Thoughtfulness and consciousness are considered by some to be the “holy grails” of Artificial Intelligence. It is not at all clear how we might go about measuring for these attributes. Perhaps the best thing we can do at the moment is to acknowledge the problem by leaving the design objectives for these attributes as vague as they are in Design, and put aside the problem until we have a better understanding of them, and how we might go about measuring when they have been achieved.

We can also consider an alternative test for intelligence. Often a term heard used in the games and movie industries is “suspension of disbelief”.That is, the goal of the creators is to suspend in the mind of the person playing the game or watching the movie their belief that it is not real–the longer the suspension of disbelief, the better the entertainment.In a sense, the games and movie designers are telling a story–they want people to be immersed in the narrative they have created, just as an author of a novel wishes her readers to be immersed in the story she has created . For an adequate AI test for believability, however, suspension is not sufficient.We need to go further and insist that the observer is not able to tell the difference to real life behaviour–even though, like the Turing Test, they know in advance that at least one of the agents they are observing is artificial rather than real.

Hence, we can use these insights to propose another candidate test for intelligence, one based on whether what is being observed is believable or not. If in a multi-player game, say–or a movie–the animation of a virtual agent is so good that you cannot tell the difference to a real agent, even though you know you are playing against or observing at least one computer agent, then the virtual agent is said to have passed the test.

We can now consider drafting variations to the original design objectives based on the above insights. Note that the design objectives listed below are more a work in progress (we are trying to make them measurable in some manner as a first step) rather than cast in stone; we should alter them using further insights gained during the design process. Other designers will craft different objectives to meet theirspecific needs. The real purpose for listing them here is to highlight that as potential AI designers ourselves, we need to make such design objectives explicit–and stated upfront at the beginning of any AI design project–rather than left unclear as has been a failing of many AI projects to date. We will explore various agent technologies in the next volume of this book series to see how realistic they are.

Design Modified design objectives for an Artificial Intelligence system.

Design Objectives for Believable Agents:

Design Objective 1:

An AI system should pass the believability test for acting in a knowledgeable way: it should have the ability to acquire knowledge;it should also act in a knowledgeable manner, by exhibiting knowledge–of itself, of other agents, and of the environment–and demonstrate understanding of that knowledge.

Design Objective 2:

An AI system should pass the believability test for acting in an intelligent and reasoning manner.

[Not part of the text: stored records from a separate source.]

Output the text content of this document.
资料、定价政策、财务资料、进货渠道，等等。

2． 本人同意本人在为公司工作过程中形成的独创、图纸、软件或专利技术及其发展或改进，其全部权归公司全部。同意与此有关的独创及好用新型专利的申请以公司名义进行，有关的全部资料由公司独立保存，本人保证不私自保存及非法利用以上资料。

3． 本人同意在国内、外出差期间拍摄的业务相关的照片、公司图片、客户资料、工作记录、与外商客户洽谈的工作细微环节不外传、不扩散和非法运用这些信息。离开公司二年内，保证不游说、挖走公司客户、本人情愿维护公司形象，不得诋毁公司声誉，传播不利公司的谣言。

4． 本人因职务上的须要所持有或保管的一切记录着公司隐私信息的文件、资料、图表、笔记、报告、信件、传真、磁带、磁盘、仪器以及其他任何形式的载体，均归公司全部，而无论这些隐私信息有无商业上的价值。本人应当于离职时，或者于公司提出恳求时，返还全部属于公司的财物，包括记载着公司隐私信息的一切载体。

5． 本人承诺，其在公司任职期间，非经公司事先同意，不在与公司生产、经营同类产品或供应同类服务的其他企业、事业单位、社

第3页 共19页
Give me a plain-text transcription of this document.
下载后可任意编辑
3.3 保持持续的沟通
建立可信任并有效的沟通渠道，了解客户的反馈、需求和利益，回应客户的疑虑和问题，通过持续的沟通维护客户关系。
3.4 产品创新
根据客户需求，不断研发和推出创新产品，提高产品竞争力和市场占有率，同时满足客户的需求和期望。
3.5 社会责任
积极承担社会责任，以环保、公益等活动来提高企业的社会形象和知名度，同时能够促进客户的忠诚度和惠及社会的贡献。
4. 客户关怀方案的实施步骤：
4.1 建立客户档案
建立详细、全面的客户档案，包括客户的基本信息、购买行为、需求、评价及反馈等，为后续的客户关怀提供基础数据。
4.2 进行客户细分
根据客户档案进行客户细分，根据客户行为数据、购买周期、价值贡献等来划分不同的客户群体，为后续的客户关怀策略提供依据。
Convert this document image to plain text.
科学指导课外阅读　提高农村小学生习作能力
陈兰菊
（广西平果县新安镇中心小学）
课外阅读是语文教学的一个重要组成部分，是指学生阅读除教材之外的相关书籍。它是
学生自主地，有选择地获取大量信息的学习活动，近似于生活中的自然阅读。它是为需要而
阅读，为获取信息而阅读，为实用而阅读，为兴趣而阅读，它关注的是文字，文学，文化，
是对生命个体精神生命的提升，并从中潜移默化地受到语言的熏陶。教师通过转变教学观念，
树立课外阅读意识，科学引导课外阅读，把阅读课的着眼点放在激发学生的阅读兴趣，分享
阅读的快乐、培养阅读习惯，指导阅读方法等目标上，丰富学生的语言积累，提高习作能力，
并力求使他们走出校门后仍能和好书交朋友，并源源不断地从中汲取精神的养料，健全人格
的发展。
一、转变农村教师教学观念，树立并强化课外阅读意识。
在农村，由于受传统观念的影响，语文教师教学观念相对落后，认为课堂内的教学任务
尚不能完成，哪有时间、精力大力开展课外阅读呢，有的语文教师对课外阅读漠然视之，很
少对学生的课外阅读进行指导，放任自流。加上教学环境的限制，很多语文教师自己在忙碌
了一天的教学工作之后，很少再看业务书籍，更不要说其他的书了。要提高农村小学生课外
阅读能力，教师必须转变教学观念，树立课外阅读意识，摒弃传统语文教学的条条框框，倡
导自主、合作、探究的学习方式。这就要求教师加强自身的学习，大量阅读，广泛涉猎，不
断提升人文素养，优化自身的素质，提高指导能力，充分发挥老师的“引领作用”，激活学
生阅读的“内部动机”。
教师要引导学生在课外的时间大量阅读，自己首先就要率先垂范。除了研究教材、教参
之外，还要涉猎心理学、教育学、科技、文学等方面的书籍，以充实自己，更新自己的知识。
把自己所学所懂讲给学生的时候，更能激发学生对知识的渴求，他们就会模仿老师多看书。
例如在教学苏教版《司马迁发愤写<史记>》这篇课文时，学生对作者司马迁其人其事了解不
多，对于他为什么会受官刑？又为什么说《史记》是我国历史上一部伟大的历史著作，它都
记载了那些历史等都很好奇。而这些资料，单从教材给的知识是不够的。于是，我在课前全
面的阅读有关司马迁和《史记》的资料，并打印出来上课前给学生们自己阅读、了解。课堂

It should be able to solve problems for itself, through observation and learning, and through reasoning. It should also be able to apply solutions from one problem domain to another without being shown how to do it.

Design Objective 3:

An AI system should pass the believability test for acting in a rational manner: firstly, by ensuring the best chances for survival of itself and its own family or others of its kind; secondly, by sharing the knowledge it has gained with other agents; and thirdly, by choosing to act according to its own personal preferences.

Design Objective 4:

An AI system should pass the Mirror Test and believability test for acting as if it is self-aware.

Design Objective 5:

An AI system should pass the believability test for acting as if it thinks and is conscious.

Design Objectives for Conversational Agents:

Design Objective 6:

An AI system should pass the Turing Test for intelligence,including a variation of the test outlined in Thought Experiment to test for rationality, thoughtfulness and consciousness.